Comic Five, one Sherrod Small, on the other hand, was both funny and also making some serious points about human behavior at the same time. He went on a bit long with a series of “jokes” about Ted Bundy, the serial killer responsible for the gruesome murders of at least 30 women. Then he switched to racial jokes and the audience enthusiasm immediately dimmed. Small observed that it was pretty striking that people were more bothered by racial jokes than serial murderer jokes. Anyway, Small’s deal was within the bounds of acceptable comedy club stuff by my rather stodgy rules.
Then came Brian Scott McFadden, a genuinely funny rascal of a man with numerous mannerisms and voices with great comedic timing who wrapped up the evening with a raucous variety of stories and jokes. His riff on the airline boarding process was hysterical because it was so closely based on the truth about what goes on. McFadden brought to mind George Carlin but without the constant cursing. I would definitely see McFadden again.

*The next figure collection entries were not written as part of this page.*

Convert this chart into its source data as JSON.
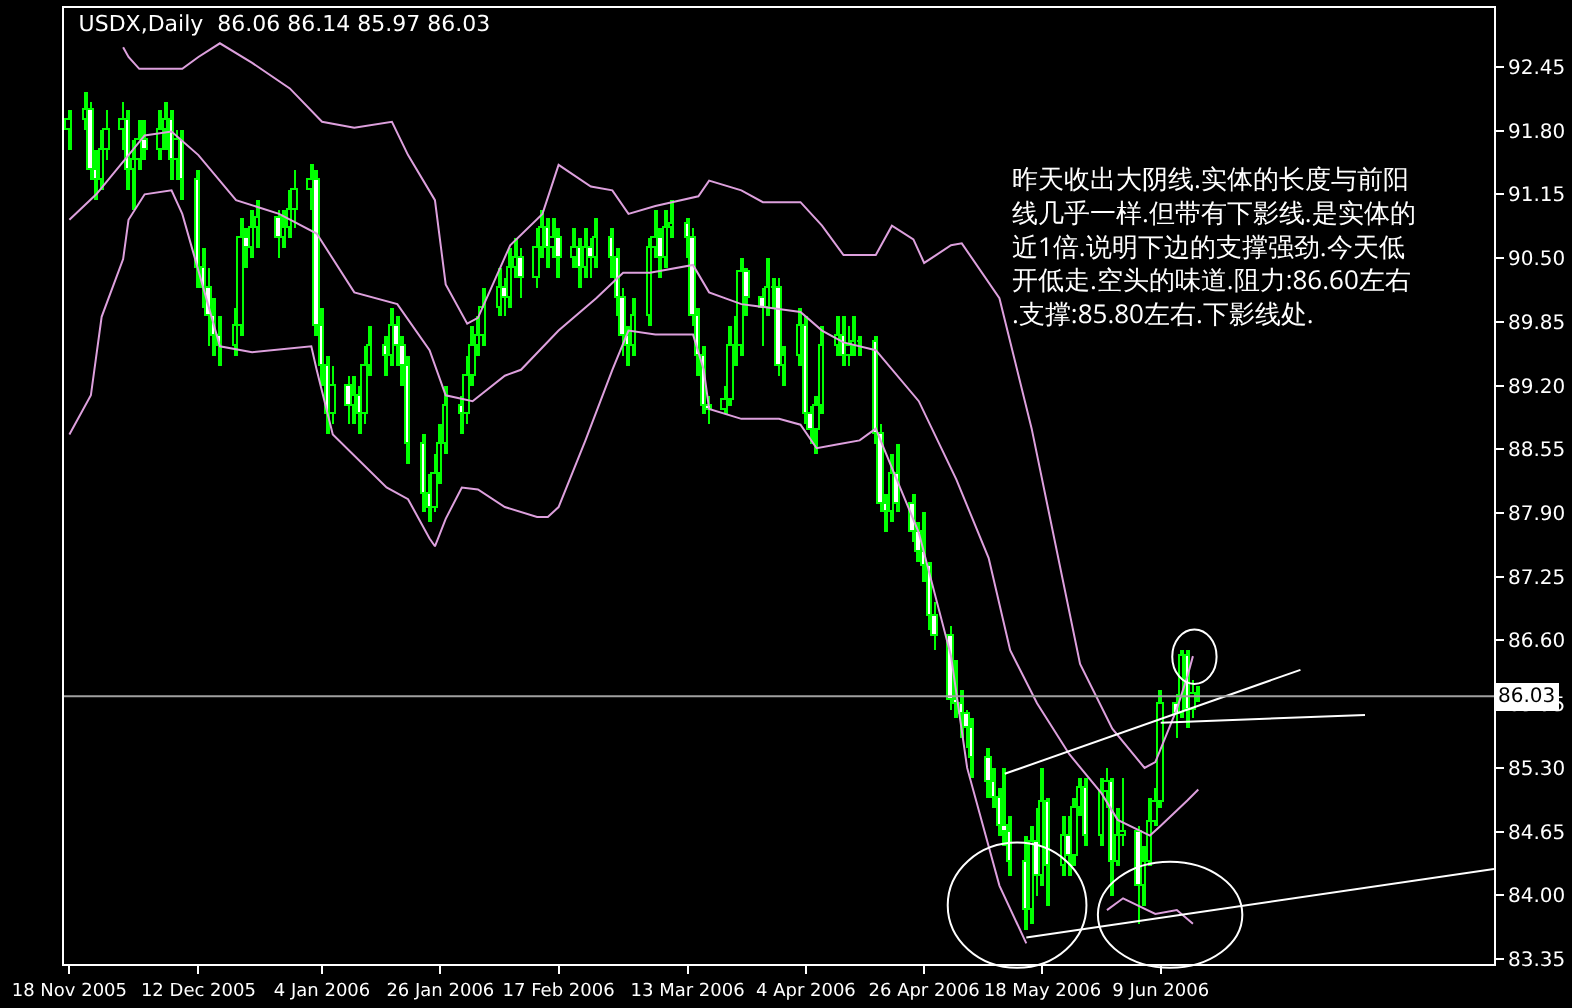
{
  "chart_data": {
    "type": "candlestick",
    "title": "USDX,Daily  86.06 86.14 85.97 86.03",
    "annotations": [
      "昨天收出大阴线.实体的长度与前阳线几乎一样.但带有下影线.是实体的近1倍.说明下边的支撑强劲.今天低开低走.空头的味道.阻力:86.60左右.支撑:85.80左右.下影线处."
    ],
    "series": [
      {
        "color": "#00ff00",
        "x": [
          "2005-11-18",
          "2005-11-21",
          "2005-11-22",
          "2005-11-23",
          "2005-11-24",
          "2005-11-25",
          "2005-11-28",
          "2005-11-29",
          "2005-11-30",
          "2005-12-01",
          "2005-12-02",
          "2005-12-05",
          "2005-12-06",
          "2005-12-07",
          "2005-12-08",
          "2005-12-09",
          "2005-12-12",
          "2005-12-13",
          "2005-12-14",
          "2005-12-15",
          "2005-12-16",
          "2005-12-19",
          "2005-12-20",
          "2005-12-21",
          "2005-12-22",
          "2005-12-23",
          "2005-12-27",
          "2005-12-28",
          "2005-12-29",
          "2005-12-30",
          "2006-01-02",
          "2006-01-03",
          "2006-01-04",
          "2006-01-05",
          "2006-01-06",
          "2006-01-09",
          "2006-01-10",
          "2006-01-11",
          "2006-01-12",
          "2006-01-13",
          "2006-01-16",
          "2006-01-17",
          "2006-01-18",
          "2006-01-19",
          "2006-01-20",
          "2006-01-23",
          "2006-01-24",
          "2006-01-25",
          "2006-01-26",
          "2006-01-27",
          "2006-01-30",
          "2006-01-31",
          "2006-02-01",
          "2006-02-02",
          "2006-02-03",
          "2006-02-06",
          "2006-02-07",
          "2006-02-08",
          "2006-02-09",
          "2006-02-10",
          "2006-02-13",
          "2006-02-14",
          "2006-02-15",
          "2006-02-16",
          "2006-02-17",
          "2006-02-20",
          "2006-02-21",
          "2006-02-22",
          "2006-02-23",
          "2006-02-24",
          "2006-02-27",
          "2006-02-28",
          "2006-03-01",
          "2006-03-02",
          "2006-03-03",
          "2006-03-06",
          "2006-03-07",
          "2006-03-08",
          "2006-03-09",
          "2006-03-10",
          "2006-03-13",
          "2006-03-14",
          "2006-03-15",
          "2006-03-16",
          "2006-03-17",
          "2006-03-20",
          "2006-03-21",
          "2006-03-22",
          "2006-03-23",
          "2006-03-24",
          "2006-03-27",
          "2006-03-28",
          "2006-03-29",
          "2006-03-30",
          "2006-03-31",
          "2006-04-03",
          "2006-04-04",
          "2006-04-05",
          "2006-04-06",
          "2006-04-07",
          "2006-04-10",
          "2006-04-11",
          "2006-04-12",
          "2006-04-13",
          "2006-04-14",
          "2006-04-17",
          "2006-04-18",
          "2006-04-19",
          "2006-04-20",
          "2006-04-21",
          "2006-04-24",
          "2006-04-25",
          "2006-04-26",
          "2006-04-27",
          "2006-04-28",
          "2006-05-01",
          "2006-05-02",
          "2006-05-03",
          "2006-05-04",
          "2006-05-05",
          "2006-05-08",
          "2006-05-09",
          "2006-05-10",
          "2006-05-11",
          "2006-05-12",
          "2006-05-15",
          "2006-05-16",
          "2006-05-17",
          "2006-05-18",
          "2006-05-19",
          "2006-05-22",
          "2006-05-23",
          "2006-05-24",
          "2006-05-25",
          "2006-05-26",
          "2006-05-29",
          "2006-05-30",
          "2006-05-31",
          "2006-06-01",
          "2006-06-02",
          "2006-06-05",
          "2006-06-06",
          "2006-06-07",
          "2006-06-08",
          "2006-06-09",
          "2006-06-12",
          "2006-06-13",
          "2006-06-14",
          "2006-06-15",
          "2006-06-16"
        ],
        "ohlc": [
          [
            91.8,
            92.0,
            91.6,
            91.9
          ],
          [
            91.9,
            92.2,
            91.8,
            92.0
          ],
          [
            92.0,
            92.1,
            91.3,
            91.4
          ],
          [
            91.4,
            91.6,
            91.1,
            91.3
          ],
          [
            91.3,
            91.8,
            91.2,
            91.6
          ],
          [
            91.6,
            92.0,
            91.5,
            91.8
          ],
          [
            91.8,
            92.1,
            91.6,
            91.9
          ],
          [
            91.9,
            92.0,
            91.2,
            91.4
          ],
          [
            91.4,
            91.7,
            91.0,
            91.5
          ],
          [
            91.5,
            91.9,
            91.4,
            91.7
          ],
          [
            91.7,
            91.9,
            91.5,
            91.6
          ],
          [
            91.6,
            92.0,
            91.5,
            91.8
          ],
          [
            91.8,
            92.1,
            91.6,
            91.9
          ],
          [
            91.9,
            92.0,
            91.3,
            91.5
          ],
          [
            91.5,
            91.8,
            91.3,
            91.7
          ],
          [
            91.7,
            91.8,
            91.1,
            91.3
          ],
          [
            91.3,
            91.4,
            90.2,
            90.4
          ],
          [
            90.4,
            90.6,
            90.0,
            90.2
          ],
          [
            90.2,
            90.4,
            89.6,
            89.9
          ],
          [
            89.9,
            90.1,
            89.5,
            89.7
          ],
          [
            89.7,
            89.9,
            89.4,
            89.6
          ],
          [
            89.6,
            90.0,
            89.5,
            89.8
          ],
          [
            89.8,
            90.9,
            89.7,
            90.7
          ],
          [
            90.7,
            90.8,
            90.4,
            90.6
          ],
          [
            90.6,
            91.0,
            90.5,
            90.8
          ],
          [
            90.8,
            91.1,
            90.6,
            90.9
          ],
          [
            90.9,
            91.0,
            90.5,
            90.7
          ],
          [
            90.7,
            91.0,
            90.6,
            90.8
          ],
          [
            90.8,
            91.2,
            90.7,
            91.0
          ],
          [
            91.0,
            91.4,
            90.8,
            91.2
          ],
          [
            91.2,
            91.45,
            91.0,
            91.3
          ],
          [
            91.3,
            91.4,
            89.7,
            89.8
          ],
          [
            89.8,
            90.0,
            89.2,
            89.4
          ],
          [
            89.4,
            89.5,
            88.7,
            88.9
          ],
          [
            88.9,
            89.4,
            88.8,
            89.2
          ],
          [
            89.2,
            89.3,
            88.8,
            89.0
          ],
          [
            89.0,
            89.3,
            88.8,
            89.1
          ],
          [
            89.1,
            89.2,
            88.7,
            88.9
          ],
          [
            88.9,
            89.6,
            88.8,
            89.4
          ],
          [
            89.4,
            89.8,
            89.3,
            89.6
          ],
          [
            89.6,
            89.7,
            89.3,
            89.5
          ],
          [
            89.5,
            90.0,
            89.4,
            89.8
          ],
          [
            89.8,
            89.9,
            89.4,
            89.6
          ],
          [
            89.6,
            89.7,
            89.2,
            89.4
          ],
          [
            89.4,
            89.5,
            88.4,
            88.6
          ],
          [
            88.6,
            88.7,
            87.9,
            88.1
          ],
          [
            88.1,
            88.3,
            87.8,
            87.95
          ],
          [
            87.95,
            88.5,
            87.9,
            88.3
          ],
          [
            88.3,
            88.8,
            88.2,
            88.6
          ],
          [
            88.6,
            89.2,
            88.5,
            89.0
          ],
          [
            89.0,
            89.1,
            88.7,
            88.9
          ],
          [
            88.9,
            89.5,
            88.8,
            89.3
          ],
          [
            89.3,
            89.8,
            89.2,
            89.6
          ],
          [
            89.6,
            89.9,
            89.5,
            89.7
          ],
          [
            89.7,
            90.2,
            89.6,
            90.0
          ],
          [
            90.0,
            90.4,
            89.9,
            90.2
          ],
          [
            90.2,
            90.3,
            89.9,
            90.1
          ],
          [
            90.1,
            90.6,
            90.0,
            90.4
          ],
          [
            90.4,
            90.7,
            90.3,
            90.5
          ],
          [
            90.5,
            90.6,
            90.1,
            90.3
          ],
          [
            90.3,
            90.8,
            90.2,
            90.6
          ],
          [
            90.6,
            91.0,
            90.5,
            90.8
          ],
          [
            90.8,
            90.9,
            90.4,
            90.6
          ],
          [
            90.6,
            90.9,
            90.5,
            90.7
          ],
          [
            90.7,
            90.8,
            90.3,
            90.5
          ],
          [
            90.5,
            90.8,
            90.4,
            90.6
          ],
          [
            90.6,
            90.7,
            90.2,
            90.4
          ],
          [
            90.4,
            90.8,
            90.3,
            90.6
          ],
          [
            90.6,
            90.7,
            90.3,
            90.5
          ],
          [
            90.5,
            90.9,
            90.4,
            90.7
          ],
          [
            90.7,
            90.8,
            90.3,
            90.5
          ],
          [
            90.5,
            90.6,
            89.9,
            90.1
          ],
          [
            90.1,
            90.2,
            89.5,
            89.7
          ],
          [
            89.7,
            89.8,
            89.4,
            89.6
          ],
          [
            89.6,
            90.1,
            89.5,
            89.9
          ],
          [
            89.9,
            90.7,
            89.8,
            90.6
          ],
          [
            90.6,
            91.0,
            90.5,
            90.7
          ],
          [
            90.7,
            90.8,
            90.3,
            90.5
          ],
          [
            90.5,
            91.0,
            90.4,
            90.8
          ],
          [
            90.8,
            91.1,
            90.7,
            90.85
          ],
          [
            90.85,
            90.9,
            90.5,
            90.7
          ],
          [
            90.7,
            90.8,
            89.8,
            89.9
          ],
          [
            89.9,
            90.0,
            89.3,
            89.5
          ],
          [
            89.5,
            89.6,
            88.9,
            89.0
          ],
          [
            89.0,
            89.1,
            88.8,
            88.95
          ],
          [
            88.95,
            89.2,
            88.9,
            89.05
          ],
          [
            89.05,
            89.8,
            89.0,
            89.6
          ],
          [
            89.6,
            89.9,
            89.4,
            89.6
          ],
          [
            89.6,
            90.5,
            89.5,
            90.35
          ],
          [
            90.35,
            90.4,
            89.9,
            90.1
          ],
          [
            90.1,
            90.2,
            89.6,
            90.0
          ],
          [
            90.0,
            90.5,
            89.9,
            90.2
          ],
          [
            90.2,
            90.3,
            90.0,
            90.2
          ],
          [
            90.2,
            90.3,
            89.3,
            89.4
          ],
          [
            89.4,
            89.6,
            89.2,
            89.5
          ],
          [
            89.5,
            90.0,
            89.4,
            89.8
          ],
          [
            89.8,
            89.9,
            88.8,
            88.9
          ],
          [
            88.9,
            89.0,
            88.6,
            88.75
          ],
          [
            88.75,
            89.1,
            88.5,
            89.0
          ],
          [
            89.0,
            89.8,
            88.9,
            89.6
          ],
          [
            89.6,
            89.9,
            89.5,
            89.7
          ],
          [
            89.7,
            89.9,
            89.4,
            89.5
          ],
          [
            89.5,
            89.8,
            89.4,
            89.6
          ],
          [
            89.6,
            89.9,
            89.5,
            89.65
          ],
          [
            89.65,
            89.7,
            89.5,
            89.65
          ],
          [
            89.65,
            89.7,
            88.6,
            88.7
          ],
          [
            88.7,
            88.8,
            87.9,
            88.0
          ],
          [
            88.0,
            88.1,
            87.7,
            87.9
          ],
          [
            87.9,
            88.5,
            87.8,
            88.3
          ],
          [
            88.3,
            88.6,
            87.9,
            88.0
          ],
          [
            88.0,
            88.1,
            87.6,
            87.7
          ],
          [
            87.7,
            87.8,
            87.4,
            87.5
          ],
          [
            87.5,
            87.9,
            87.2,
            87.35
          ],
          [
            87.35,
            87.4,
            86.7,
            86.85
          ],
          [
            86.85,
            87.0,
            86.5,
            86.65
          ],
          [
            86.65,
            86.75,
            85.9,
            86.0
          ],
          [
            86.0,
            86.4,
            85.8,
            85.95
          ],
          [
            85.95,
            86.1,
            85.6,
            85.85
          ],
          [
            85.85,
            85.9,
            85.5,
            85.7
          ],
          [
            85.7,
            85.8,
            85.2,
            85.4
          ],
          [
            85.4,
            85.5,
            85.0,
            85.15
          ],
          [
            85.15,
            85.3,
            84.9,
            85.0
          ],
          [
            85.0,
            85.1,
            84.6,
            84.7
          ],
          [
            84.7,
            85.3,
            84.5,
            84.65
          ],
          [
            84.65,
            84.8,
            84.2,
            84.35
          ],
          [
            84.35,
            84.6,
            83.65,
            83.85
          ],
          [
            83.85,
            84.7,
            83.7,
            84.55
          ],
          [
            84.55,
            84.9,
            84.0,
            84.2
          ],
          [
            84.2,
            85.3,
            84.1,
            84.95
          ],
          [
            84.95,
            85.0,
            83.9,
            84.3
          ],
          [
            84.3,
            84.8,
            84.2,
            84.6
          ],
          [
            84.6,
            84.8,
            84.2,
            84.4
          ],
          [
            84.4,
            85.0,
            84.3,
            84.9
          ],
          [
            84.9,
            85.2,
            84.8,
            85.1
          ],
          [
            85.1,
            85.2,
            84.5,
            84.6
          ],
          [
            84.6,
            85.2,
            84.5,
            85.05
          ],
          [
            85.05,
            85.3,
            84.9,
            85.15
          ],
          [
            85.15,
            85.2,
            84.0,
            84.35
          ],
          [
            84.35,
            84.9,
            84.3,
            84.6
          ],
          [
            84.6,
            85.2,
            84.5,
            84.65
          ],
          [
            84.65,
            84.7,
            83.7,
            84.1
          ],
          [
            84.1,
            84.5,
            83.9,
            84.35
          ],
          [
            84.35,
            85.0,
            84.3,
            84.75
          ],
          [
            84.75,
            85.1,
            84.7,
            84.95
          ],
          [
            84.95,
            86.1,
            84.9,
            85.95
          ],
          [
            85.95,
            86.05,
            85.6,
            85.85
          ],
          [
            85.85,
            86.5,
            85.8,
            86.45
          ],
          [
            86.45,
            86.5,
            85.7,
            85.9
          ],
          [
            85.9,
            86.2,
            85.8,
            86.06
          ],
          [
            86.06,
            86.14,
            85.97,
            86.03
          ]
        ]
      },
      {
        "type": "line",
        "color": "#dda0dd",
        "x": [
          "2005-11-28",
          "2005-11-29",
          "2005-12-01",
          "2005-12-09",
          "2005-12-12",
          "2005-12-16",
          "2005-12-22",
          "2005-12-29",
          "2006-01-04",
          "2006-01-10",
          "2006-01-17",
          "2006-01-20",
          "2006-01-25",
          "2006-01-27",
          "2006-01-31",
          "2006-02-02",
          "2006-02-08",
          "2006-02-14",
          "2006-02-17",
          "2006-02-23",
          "2006-02-27",
          "2006-03-02",
          "2006-03-07",
          "2006-03-15",
          "2006-03-17",
          "2006-03-23",
          "2006-03-27",
          "2006-04-03",
          "2006-04-07",
          "2006-04-11",
          "2006-04-17",
          "2006-04-20",
          "2006-04-24",
          "2006-04-26",
          "2006-05-01",
          "2006-05-03",
          "2006-05-10",
          "2006-05-16",
          "2006-05-25",
          "2006-05-31",
          "2006-06-06",
          "2006-06-08",
          "2006-06-12",
          "2006-06-14",
          "2006-06-15"
        ],
        "values": [
          92.65,
          92.55,
          92.43,
          92.43,
          92.55,
          92.69,
          92.49,
          92.23,
          91.89,
          91.83,
          91.89,
          91.55,
          91.09,
          90.23,
          89.83,
          89.89,
          90.63,
          90.95,
          91.45,
          91.23,
          91.19,
          90.95,
          91.03,
          91.13,
          91.29,
          91.19,
          91.07,
          91.07,
          90.83,
          90.53,
          90.53,
          90.83,
          90.69,
          90.45,
          90.63,
          90.65,
          90.09,
          88.76,
          86.36,
          85.7,
          85.3,
          85.36,
          85.9,
          86.24,
          86.44
        ]
      },
      {
        "type": "line",
        "color": "#dda0dd",
        "x": [
          "2005-11-18",
          "2005-11-23",
          "2005-11-29",
          "2005-12-02",
          "2005-12-07",
          "2005-12-12",
          "2005-12-19",
          "2005-12-27",
          "2006-01-03",
          "2006-01-10",
          "2006-01-18",
          "2006-01-24",
          "2006-01-27",
          "2006-02-01",
          "2006-02-07",
          "2006-02-10",
          "2006-02-17",
          "2006-02-24",
          "2006-03-01",
          "2006-03-06",
          "2006-03-14",
          "2006-03-17",
          "2006-03-23",
          "2006-04-03",
          "2006-04-07",
          "2006-04-11",
          "2006-04-17",
          "2006-04-25",
          "2006-05-02",
          "2006-05-08",
          "2006-05-12",
          "2006-05-17",
          "2006-05-23",
          "2006-05-29",
          "2006-06-01",
          "2006-06-07",
          "2006-06-09",
          "2006-06-14",
          "2006-06-16"
        ],
        "values": [
          90.89,
          91.15,
          91.55,
          91.75,
          91.79,
          91.55,
          91.09,
          90.95,
          90.75,
          90.15,
          90.03,
          89.56,
          89.1,
          89.04,
          89.3,
          89.36,
          89.76,
          90.09,
          90.35,
          90.35,
          90.43,
          90.15,
          90.03,
          89.95,
          89.76,
          89.64,
          89.56,
          89.04,
          88.24,
          87.44,
          86.5,
          85.96,
          85.44,
          85.04,
          84.77,
          84.61,
          84.71,
          84.97,
          85.08
        ]
      },
      {
        "type": "line",
        "color": "#dda0dd",
        "x": [
          "2005-11-18",
          "2005-11-22",
          "2005-11-24",
          "2005-11-28",
          "2005-11-29",
          "2005-12-02",
          "2005-12-07",
          "2005-12-09",
          "2005-12-16",
          "2005-12-22",
          "2006-01-02",
          "2006-01-03",
          "2006-01-06",
          "2006-01-16",
          "2006-01-20",
          "2006-01-24",
          "2006-01-25",
          "2006-01-27",
          "2006-01-30",
          "2006-02-02",
          "2006-02-07",
          "2006-02-13",
          "2006-02-15",
          "2006-02-17",
          "2006-02-22",
          "2006-02-27",
          "2006-03-02",
          "2006-03-07",
          "2006-03-14",
          "2006-03-16",
          "2006-03-17",
          "2006-03-23",
          "2006-03-30",
          "2006-04-03",
          "2006-04-06",
          "2006-04-10",
          "2006-04-14",
          "2006-04-17",
          "2006-04-20",
          "2006-04-25",
          "2006-05-01",
          "2006-05-04",
          "2006-05-10",
          "2006-05-15",
          "2006-05-18",
          "2006-05-30",
          "2006-06-02",
          "2006-06-08",
          "2006-06-12",
          "2006-06-15"
        ],
        "values": [
          88.7,
          89.1,
          89.9,
          90.49,
          90.89,
          91.15,
          91.19,
          90.95,
          89.6,
          89.54,
          89.6,
          89.36,
          88.7,
          88.16,
          88.04,
          87.64,
          87.56,
          87.84,
          88.16,
          88.14,
          87.96,
          87.86,
          87.86,
          87.96,
          88.64,
          89.36,
          89.76,
          89.72,
          89.72,
          89.36,
          88.96,
          88.86,
          88.86,
          88.8,
          88.56,
          88.6,
          88.64,
          88.76,
          88.36,
          87.7,
          86.44,
          85.3,
          84.1,
          83.51,
          null,
          83.85,
          83.97,
          83.81,
          83.85,
          83.71
        ]
      },
      {
        "type": "line",
        "color": "#ffffff",
        "x": [
          "2006-05-11",
          "2006-07-05"
        ],
        "values": [
          85.24,
          86.3
        ]
      },
      {
        "type": "line",
        "color": "#ffffff",
        "x": [
          "2006-06-09",
          "2006-07-17"
        ],
        "values": [
          85.76,
          85.84
        ]
      },
      {
        "type": "line",
        "color": "#ffffff",
        "x": [
          "2006-05-15",
          "2006-08-10"
        ],
        "values": [
          83.57,
          84.27
        ]
      }
    ],
    "xlim": [
      "2005-11-17",
      "2006-08-10"
    ],
    "xticks": [
      {
        "value": "2005-11-18",
        "label": "18 Nov 2005"
      },
      {
        "value": "2005-12-12",
        "label": "12 Dec 2005"
      },
      {
        "value": "2006-01-04",
        "label": "4 Jan 2006"
      },
      {
        "value": "2006-01-26",
        "label": "26 Jan 2006"
      },
      {
        "value": "2006-02-17",
        "label": "17 Feb 2006"
      },
      {
        "value": "2006-03-13",
        "label": "13 Mar 2006"
      },
      {
        "value": "2006-04-04",
        "label": "4 Apr 2006"
      },
      {
        "value": "2006-04-26",
        "label": "26 Apr 2006"
      },
      {
        "value": "2006-05-18",
        "label": "18 May 2006"
      },
      {
        "value": "2006-06-09",
        "label": "9 Jun 2006"
      }
    ],
    "ylim": [
      83.3,
      93.05
    ],
    "yticks": [
      92.45,
      {
        "value": 91.8,
        "label": "91.80"
      },
      91.15,
      {
        "value": 90.5,
        "label": "90.50"
      },
      89.85,
      {
        "value": 89.2,
        "label": "89.20"
      },
      88.55,
      {
        "value": 87.9,
        "label": "87.90"
      },
      87.25,
      {
        "value": 86.6,
        "label": "86.60"
      },
      85.95,
      {
        "value": 85.3,
        "label": "85.30"
      },
      84.65,
      {
        "value": 84.0,
        "label": "84.00"
      },
      83.35
    ],
    "ref_lines": [
      {
        "axis": "y",
        "value": 86.03,
        "label": "86.03",
        "color": "#a0a0a0"
      }
    ]
  }
}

Saturday night arrived with little in the way of movies to offer so we decided (actually I just went along with the idea) to go to a poetry slam at the Nuyorican Poetry Club in the East Village. With 46 years under its belt, the Club qualifies as an “institution” by any standard. As this photo shows, the Club is not much to look at inside:
Don’t let that fool you. To some extent, this is one of those “you had to be there” scenes that cannot be adequately conveyed in an after-the-fact report like this one.

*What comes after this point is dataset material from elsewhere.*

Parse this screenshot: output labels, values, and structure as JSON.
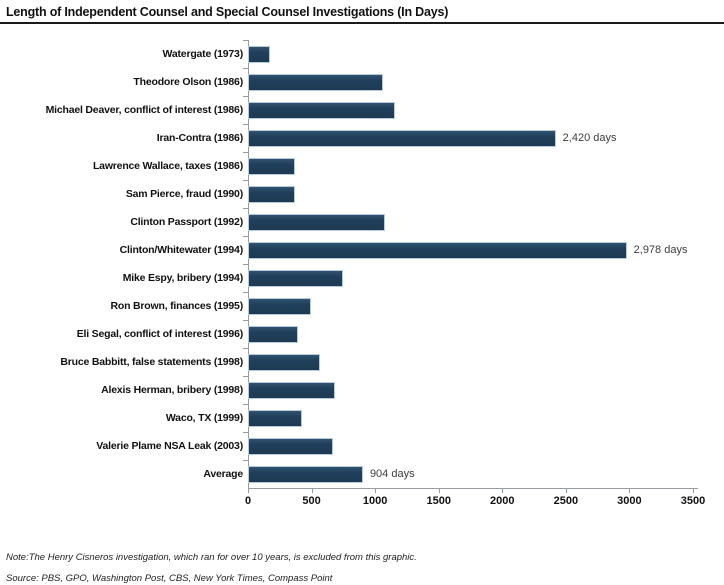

Nevertheless, while it’s fair to say that the quality of the “poetry” was highly variable, some genuinely talented performances and powerful messages were delivered, many of which went on for close to five minutes. It was clear that these were mostly practiced and confident slam poets but, some 24 hours later, some of their voices still resonate in my mind.
The poets were all volunteers who just signed up on the spot to speak their minds. A couple of young white boys, roughly college age, from Vermont, a 13-year old girl from Washington DC who had a lot to say in a short space about the sanctity of her person and the threats to it in American policy, a youngish woman from Barbados named Birdspeed, with a lot of anger and passion about her position as a black woman in contemporary society and, most compellingly, a black man from Ohio, LJ Hamilton, who delivered an incredible soliloquy that, if it had a title, would have been “I Don’t Want to be Black No More.” One of the Vermont boys, Birdspeed and LJ made the finals based on audience enthusiasm and ultimately, and wrongly in my view, the Barbadian lady was declared the winner. She was good, very good, but I thought LJ was clearly better. In any case the difference between them was small and, upon reflection, it was impossible not to think that these were at least semi-professionals at their craft. You can see Birdspeed here: http://bit.ly/2IyEgdu and hear LJ Hamilton here: http://bit.ly/2Pn5hBd.

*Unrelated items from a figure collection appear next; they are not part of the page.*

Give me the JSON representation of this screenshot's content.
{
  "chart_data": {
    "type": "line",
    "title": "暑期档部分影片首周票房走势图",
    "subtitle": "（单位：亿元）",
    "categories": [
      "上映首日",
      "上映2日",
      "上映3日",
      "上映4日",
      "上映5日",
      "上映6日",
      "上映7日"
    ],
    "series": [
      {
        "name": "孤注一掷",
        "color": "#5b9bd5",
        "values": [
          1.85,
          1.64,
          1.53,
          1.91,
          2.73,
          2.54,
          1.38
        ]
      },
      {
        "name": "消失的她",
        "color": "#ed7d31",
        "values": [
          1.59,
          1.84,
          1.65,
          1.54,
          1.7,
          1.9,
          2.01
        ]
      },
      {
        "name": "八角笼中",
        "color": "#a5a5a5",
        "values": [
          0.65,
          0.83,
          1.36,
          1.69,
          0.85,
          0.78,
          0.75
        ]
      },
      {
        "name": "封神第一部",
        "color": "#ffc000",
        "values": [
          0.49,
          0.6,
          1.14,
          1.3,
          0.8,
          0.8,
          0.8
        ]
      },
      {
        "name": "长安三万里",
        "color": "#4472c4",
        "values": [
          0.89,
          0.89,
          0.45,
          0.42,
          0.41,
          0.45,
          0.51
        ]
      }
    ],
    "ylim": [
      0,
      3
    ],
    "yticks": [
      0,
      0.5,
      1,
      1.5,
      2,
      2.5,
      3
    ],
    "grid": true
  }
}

As we departed the club, I stopped to speak to LJ and told him I thought he should be publishing. He was visibly moved, asked my name and shook my hand. He said he had indeed produced some books but from what I can find, the books are related to his poetry but do not contain the poetry. They are more like self-help books. Too bad, because his poetry was among the most powerful in content and voice that I have ever heard.
So, two nights on the town and, once again, unrepeatable experiences that we will long remember. As out of character as it may be, it’s highly likely that I will return to the Nuyorican, or another club like it, to hear more young people (mostly) expressing themselves through spoken word poems of power and passion. As troubling as their anger may be, and it seems fully justified, they also convey a strong message that says, “I understand why I am angry and I intend to do something about it.” In that may lay our salvation.